27:59 - Matt McClellan

Yeah, so I think top of mind is make sure that you engage your stakeholders so that they are part of the solution and not left out. in those decisions and then make sure that you have leadership engagement and leadership support will be my second.  And then lastly, be realistic and somewhat forgiving of yourself in terms of the effort and the progress you're gonna make. It is not gonna be a straight line. There's gonna be ups and downs and that's okay.  Be realistic about that, give yourself some grace and remember that if it was easy, everybody do it. And so that's why we do what we do is to make this easier for people, but recognizing that it still requires effort.  

28:57 - Priya Keshav  

Absolutely. No, I think there can't be a better way to kind of end this episode, right? Which is data minimization is hard. I mean, to tell you the truth, it's kind of... especially in this day and age where we go saying that, you need data for everything you do and AI is the most important, you know, part of every company strategy and AI needs data to, you know, thrive and survive.

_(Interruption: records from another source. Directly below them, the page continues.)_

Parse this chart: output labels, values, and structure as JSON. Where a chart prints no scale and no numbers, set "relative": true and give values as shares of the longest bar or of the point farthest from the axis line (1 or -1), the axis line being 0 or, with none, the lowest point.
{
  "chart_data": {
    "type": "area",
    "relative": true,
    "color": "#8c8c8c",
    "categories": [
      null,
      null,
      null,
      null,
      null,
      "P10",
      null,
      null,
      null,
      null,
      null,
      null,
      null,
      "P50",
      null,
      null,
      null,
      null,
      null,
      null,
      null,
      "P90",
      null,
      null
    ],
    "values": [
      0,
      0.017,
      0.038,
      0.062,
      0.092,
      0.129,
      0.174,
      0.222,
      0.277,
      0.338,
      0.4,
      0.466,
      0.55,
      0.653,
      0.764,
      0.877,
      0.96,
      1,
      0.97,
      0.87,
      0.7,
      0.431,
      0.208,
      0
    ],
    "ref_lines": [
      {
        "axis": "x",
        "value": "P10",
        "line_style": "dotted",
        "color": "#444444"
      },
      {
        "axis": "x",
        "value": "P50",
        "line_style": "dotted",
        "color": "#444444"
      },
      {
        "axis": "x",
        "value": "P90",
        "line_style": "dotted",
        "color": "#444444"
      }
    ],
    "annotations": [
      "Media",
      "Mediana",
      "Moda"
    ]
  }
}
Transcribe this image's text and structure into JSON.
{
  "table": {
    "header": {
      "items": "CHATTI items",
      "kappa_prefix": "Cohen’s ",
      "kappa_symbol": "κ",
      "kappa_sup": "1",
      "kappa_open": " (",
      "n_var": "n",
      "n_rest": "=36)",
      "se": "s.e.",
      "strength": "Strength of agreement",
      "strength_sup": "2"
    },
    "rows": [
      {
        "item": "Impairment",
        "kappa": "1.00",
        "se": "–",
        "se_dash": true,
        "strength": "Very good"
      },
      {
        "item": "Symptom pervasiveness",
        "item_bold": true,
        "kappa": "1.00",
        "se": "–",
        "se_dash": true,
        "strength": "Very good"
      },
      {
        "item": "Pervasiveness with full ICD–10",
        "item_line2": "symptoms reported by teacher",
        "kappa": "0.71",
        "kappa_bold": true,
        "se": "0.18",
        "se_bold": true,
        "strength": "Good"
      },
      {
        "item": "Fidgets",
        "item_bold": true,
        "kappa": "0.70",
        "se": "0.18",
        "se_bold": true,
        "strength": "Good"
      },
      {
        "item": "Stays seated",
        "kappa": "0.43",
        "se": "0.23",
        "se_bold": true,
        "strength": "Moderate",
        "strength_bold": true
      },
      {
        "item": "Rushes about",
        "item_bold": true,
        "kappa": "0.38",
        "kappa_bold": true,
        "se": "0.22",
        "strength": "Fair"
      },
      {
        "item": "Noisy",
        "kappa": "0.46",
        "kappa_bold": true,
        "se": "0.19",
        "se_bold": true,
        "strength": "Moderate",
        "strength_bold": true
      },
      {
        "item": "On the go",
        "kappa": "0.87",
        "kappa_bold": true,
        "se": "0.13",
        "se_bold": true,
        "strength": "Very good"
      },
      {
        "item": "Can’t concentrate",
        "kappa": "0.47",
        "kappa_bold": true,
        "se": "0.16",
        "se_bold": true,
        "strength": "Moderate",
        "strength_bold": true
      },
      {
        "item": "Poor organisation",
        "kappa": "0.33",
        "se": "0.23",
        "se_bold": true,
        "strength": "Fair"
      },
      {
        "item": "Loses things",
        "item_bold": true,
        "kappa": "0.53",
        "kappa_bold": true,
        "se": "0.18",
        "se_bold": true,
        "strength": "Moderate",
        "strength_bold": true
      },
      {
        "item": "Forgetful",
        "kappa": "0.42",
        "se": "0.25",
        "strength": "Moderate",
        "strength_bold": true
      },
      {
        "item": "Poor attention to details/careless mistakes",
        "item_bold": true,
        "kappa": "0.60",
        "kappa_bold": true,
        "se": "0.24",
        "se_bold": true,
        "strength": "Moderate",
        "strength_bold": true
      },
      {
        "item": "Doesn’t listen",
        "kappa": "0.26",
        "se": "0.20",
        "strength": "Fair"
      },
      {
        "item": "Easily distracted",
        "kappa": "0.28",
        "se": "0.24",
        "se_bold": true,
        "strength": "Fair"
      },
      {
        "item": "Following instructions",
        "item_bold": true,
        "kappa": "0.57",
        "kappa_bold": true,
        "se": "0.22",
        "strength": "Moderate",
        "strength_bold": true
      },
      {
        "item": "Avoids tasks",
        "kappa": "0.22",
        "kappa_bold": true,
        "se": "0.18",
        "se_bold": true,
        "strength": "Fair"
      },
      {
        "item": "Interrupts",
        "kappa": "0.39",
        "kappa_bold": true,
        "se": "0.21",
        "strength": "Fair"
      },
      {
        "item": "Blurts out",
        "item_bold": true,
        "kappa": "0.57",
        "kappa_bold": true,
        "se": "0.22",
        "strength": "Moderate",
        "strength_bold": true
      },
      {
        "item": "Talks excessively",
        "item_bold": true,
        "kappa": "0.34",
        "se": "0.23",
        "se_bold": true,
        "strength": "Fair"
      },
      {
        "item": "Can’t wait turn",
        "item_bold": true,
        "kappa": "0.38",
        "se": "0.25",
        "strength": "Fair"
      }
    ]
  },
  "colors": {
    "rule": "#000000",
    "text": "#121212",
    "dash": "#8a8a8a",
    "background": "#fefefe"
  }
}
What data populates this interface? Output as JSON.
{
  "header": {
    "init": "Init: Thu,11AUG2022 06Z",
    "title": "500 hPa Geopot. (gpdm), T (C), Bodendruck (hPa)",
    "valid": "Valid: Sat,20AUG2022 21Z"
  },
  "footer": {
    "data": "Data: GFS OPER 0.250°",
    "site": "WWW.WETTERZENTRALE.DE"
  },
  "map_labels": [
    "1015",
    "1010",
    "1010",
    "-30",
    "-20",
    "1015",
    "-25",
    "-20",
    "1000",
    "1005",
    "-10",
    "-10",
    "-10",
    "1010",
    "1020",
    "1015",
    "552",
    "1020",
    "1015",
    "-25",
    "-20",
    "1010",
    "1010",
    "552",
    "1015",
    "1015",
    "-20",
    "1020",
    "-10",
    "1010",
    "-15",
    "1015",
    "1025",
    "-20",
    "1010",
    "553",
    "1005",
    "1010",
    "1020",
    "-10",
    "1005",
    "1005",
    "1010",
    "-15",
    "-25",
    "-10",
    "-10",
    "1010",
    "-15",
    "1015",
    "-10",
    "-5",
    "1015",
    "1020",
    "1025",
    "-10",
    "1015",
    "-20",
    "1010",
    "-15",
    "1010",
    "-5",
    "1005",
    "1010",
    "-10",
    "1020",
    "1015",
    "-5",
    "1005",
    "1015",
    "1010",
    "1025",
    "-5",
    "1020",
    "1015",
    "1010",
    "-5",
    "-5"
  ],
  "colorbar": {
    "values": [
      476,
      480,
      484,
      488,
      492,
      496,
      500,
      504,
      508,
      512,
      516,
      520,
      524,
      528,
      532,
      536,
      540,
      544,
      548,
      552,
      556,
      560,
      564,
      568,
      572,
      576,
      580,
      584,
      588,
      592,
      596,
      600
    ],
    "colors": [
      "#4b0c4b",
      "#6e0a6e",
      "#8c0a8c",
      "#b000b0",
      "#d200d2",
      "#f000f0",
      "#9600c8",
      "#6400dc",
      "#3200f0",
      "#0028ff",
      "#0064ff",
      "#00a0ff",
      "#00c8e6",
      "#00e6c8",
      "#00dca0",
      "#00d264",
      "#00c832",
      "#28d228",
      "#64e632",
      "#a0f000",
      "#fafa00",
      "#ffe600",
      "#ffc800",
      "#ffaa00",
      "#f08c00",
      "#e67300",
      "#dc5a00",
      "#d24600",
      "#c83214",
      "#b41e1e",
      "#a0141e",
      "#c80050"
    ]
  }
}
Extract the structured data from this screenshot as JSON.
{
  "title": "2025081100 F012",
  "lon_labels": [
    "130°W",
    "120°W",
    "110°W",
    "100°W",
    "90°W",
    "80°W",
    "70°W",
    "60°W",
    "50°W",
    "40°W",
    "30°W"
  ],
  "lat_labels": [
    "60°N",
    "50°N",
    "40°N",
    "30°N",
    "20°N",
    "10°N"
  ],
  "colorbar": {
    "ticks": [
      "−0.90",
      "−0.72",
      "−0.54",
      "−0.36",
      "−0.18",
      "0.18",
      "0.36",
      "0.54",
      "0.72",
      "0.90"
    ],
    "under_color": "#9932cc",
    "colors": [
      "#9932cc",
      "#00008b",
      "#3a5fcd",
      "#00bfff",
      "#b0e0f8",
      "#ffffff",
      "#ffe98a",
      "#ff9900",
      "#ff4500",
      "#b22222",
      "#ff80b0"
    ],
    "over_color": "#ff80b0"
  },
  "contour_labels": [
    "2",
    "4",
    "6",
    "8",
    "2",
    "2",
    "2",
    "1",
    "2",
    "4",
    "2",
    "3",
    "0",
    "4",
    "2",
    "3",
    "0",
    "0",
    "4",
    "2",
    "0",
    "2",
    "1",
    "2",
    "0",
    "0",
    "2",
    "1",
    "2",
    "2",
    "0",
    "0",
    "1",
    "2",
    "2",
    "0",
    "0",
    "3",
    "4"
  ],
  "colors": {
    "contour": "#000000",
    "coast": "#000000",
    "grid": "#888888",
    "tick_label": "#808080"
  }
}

And so as you kind of think about data as your most important asset, it's hard to think about how to get rid of what you don't need because sometimes that requires very clear thoughts on what you need.  which is not often easy, right? So the other big thing is communicating to stakeholders and the importance of, you know, it's two sides to the coin.  You can easily get rid of what you don't need if you can understand what you need. And part of that is going to improve and inform some of your data strategies as well. So I think that's a great place to, and thank you so much for.  Joining us today, it was a great conversation. Thanks, Priya. I think it was good conversation. It was definitely bringing some of the more important topics because I think we, thanks for bringing it up and thanks for joining us and maybe we could do some other topics too. So nice to talk to you.   

 

30:28 - Matt McClellan

You know, even I'm trying to get back out there in the speaking circuit. like conferences and stuff. So if there's a opportunity to present together somewhere that you think I'd be useful with you, I'd be all for it. Sounds good.